I really relate to feeling like there’s another “me” in your head. That’s exactly what it felt like. For me, I’m still overcoming it but my career and what not fell into place after a few months of seeing a good therapist and also meeting other women who had overcome the same type of child abuse I had, because I had hope.
I look back on my teenage years and childhood as literal hell. There are a handful of good times I treasure, and my life now is amazing in every way. I’ve even begun to have faith in a God and an afterlife I had given up on as a child.

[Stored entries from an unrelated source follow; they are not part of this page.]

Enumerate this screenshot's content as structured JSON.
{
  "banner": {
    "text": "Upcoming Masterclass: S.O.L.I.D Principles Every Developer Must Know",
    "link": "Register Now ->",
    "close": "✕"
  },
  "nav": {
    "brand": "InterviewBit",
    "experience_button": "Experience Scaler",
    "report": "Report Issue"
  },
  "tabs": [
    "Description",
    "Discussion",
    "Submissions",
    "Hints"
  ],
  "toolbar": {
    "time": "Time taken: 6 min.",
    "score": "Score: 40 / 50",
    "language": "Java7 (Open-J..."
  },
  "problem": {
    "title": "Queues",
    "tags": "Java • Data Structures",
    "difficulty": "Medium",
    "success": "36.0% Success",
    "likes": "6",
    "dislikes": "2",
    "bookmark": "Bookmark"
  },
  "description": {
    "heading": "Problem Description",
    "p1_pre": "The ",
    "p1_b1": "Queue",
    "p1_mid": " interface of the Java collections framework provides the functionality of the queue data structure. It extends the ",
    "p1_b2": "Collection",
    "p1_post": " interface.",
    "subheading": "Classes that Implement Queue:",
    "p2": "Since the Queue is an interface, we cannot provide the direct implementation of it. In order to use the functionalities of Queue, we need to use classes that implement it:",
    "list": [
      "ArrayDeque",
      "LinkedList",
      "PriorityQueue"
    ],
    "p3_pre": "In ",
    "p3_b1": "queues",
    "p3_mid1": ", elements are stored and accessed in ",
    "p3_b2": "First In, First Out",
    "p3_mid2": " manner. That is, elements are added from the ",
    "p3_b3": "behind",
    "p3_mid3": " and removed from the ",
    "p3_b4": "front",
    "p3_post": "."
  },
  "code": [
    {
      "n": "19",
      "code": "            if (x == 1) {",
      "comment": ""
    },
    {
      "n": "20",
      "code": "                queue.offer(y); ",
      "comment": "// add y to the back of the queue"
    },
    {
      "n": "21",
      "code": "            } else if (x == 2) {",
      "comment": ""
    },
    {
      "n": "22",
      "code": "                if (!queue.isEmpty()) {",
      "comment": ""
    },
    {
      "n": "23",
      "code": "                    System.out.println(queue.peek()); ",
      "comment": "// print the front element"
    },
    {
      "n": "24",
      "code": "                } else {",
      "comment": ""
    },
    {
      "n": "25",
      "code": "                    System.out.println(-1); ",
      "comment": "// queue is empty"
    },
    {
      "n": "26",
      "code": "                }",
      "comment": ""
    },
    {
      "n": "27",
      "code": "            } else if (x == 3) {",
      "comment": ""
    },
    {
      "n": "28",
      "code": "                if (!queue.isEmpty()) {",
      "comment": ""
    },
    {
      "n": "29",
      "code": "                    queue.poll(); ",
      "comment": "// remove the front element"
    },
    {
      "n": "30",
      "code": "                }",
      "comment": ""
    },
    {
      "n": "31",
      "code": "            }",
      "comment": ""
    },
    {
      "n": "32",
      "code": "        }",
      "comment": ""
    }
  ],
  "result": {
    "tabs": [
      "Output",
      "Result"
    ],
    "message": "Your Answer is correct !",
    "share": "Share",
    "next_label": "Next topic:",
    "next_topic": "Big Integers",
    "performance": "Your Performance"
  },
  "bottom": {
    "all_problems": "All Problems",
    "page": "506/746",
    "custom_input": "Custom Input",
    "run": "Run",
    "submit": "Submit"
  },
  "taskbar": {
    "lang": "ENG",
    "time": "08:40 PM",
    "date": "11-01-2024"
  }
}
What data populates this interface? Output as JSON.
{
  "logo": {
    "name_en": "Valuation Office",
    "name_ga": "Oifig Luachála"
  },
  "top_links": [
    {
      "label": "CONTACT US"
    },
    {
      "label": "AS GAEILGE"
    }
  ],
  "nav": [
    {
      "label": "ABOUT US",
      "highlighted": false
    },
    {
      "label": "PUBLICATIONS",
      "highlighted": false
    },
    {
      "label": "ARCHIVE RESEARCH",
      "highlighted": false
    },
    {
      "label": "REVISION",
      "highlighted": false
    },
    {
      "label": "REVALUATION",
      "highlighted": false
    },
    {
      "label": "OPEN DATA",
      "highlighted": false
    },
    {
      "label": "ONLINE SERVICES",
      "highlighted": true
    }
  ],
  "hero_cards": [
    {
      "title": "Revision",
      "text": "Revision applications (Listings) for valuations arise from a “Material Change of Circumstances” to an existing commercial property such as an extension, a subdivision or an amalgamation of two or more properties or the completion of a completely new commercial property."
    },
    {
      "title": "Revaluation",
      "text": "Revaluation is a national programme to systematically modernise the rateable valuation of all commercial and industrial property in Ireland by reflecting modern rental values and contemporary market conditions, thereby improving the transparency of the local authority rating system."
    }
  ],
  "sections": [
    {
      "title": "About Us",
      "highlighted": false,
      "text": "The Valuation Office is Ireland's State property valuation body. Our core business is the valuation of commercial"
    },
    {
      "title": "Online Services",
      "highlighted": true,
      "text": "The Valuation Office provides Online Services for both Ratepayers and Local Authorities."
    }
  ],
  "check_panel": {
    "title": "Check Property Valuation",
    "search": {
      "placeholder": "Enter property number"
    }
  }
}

Hang in there. It’s worth it.
Cecilia
^^ i am, thanks a lot!! the only think that i regret is that i didn’t listen to the voices when whey said my mother was evil but back then i made my self think that what my mother did was her way of love but now i know that the voices where trying to tell me and they where protecting me they where gust telling me the truth no matter how much it hurt i gust denied it and they got angry and started yelling at me.but when i started living with my father i listed to what they said and now i look back at the past at what not to do when i have kids. i don’t blame anyone anymore for my mistakes and that make a big different. I’m also starting to fell love, happiness, and hope
last night was one of those nights where i didnt get a second of sleep and the voices told me my spouse is cheating on me so that pissed me off so now im having a hard time with this cause they are almost always right so its hard to look at her thinking and maybe knowing that she might be messing around …… GOD I HATE THE VOICES IN MY HEAD
i have the same i hear voices in my head saying all these bad things to me and i dont get a minutes peace i think i,m going insane i hate living like this i even get them when i go to bed at nite and i get terrible dreams all the time.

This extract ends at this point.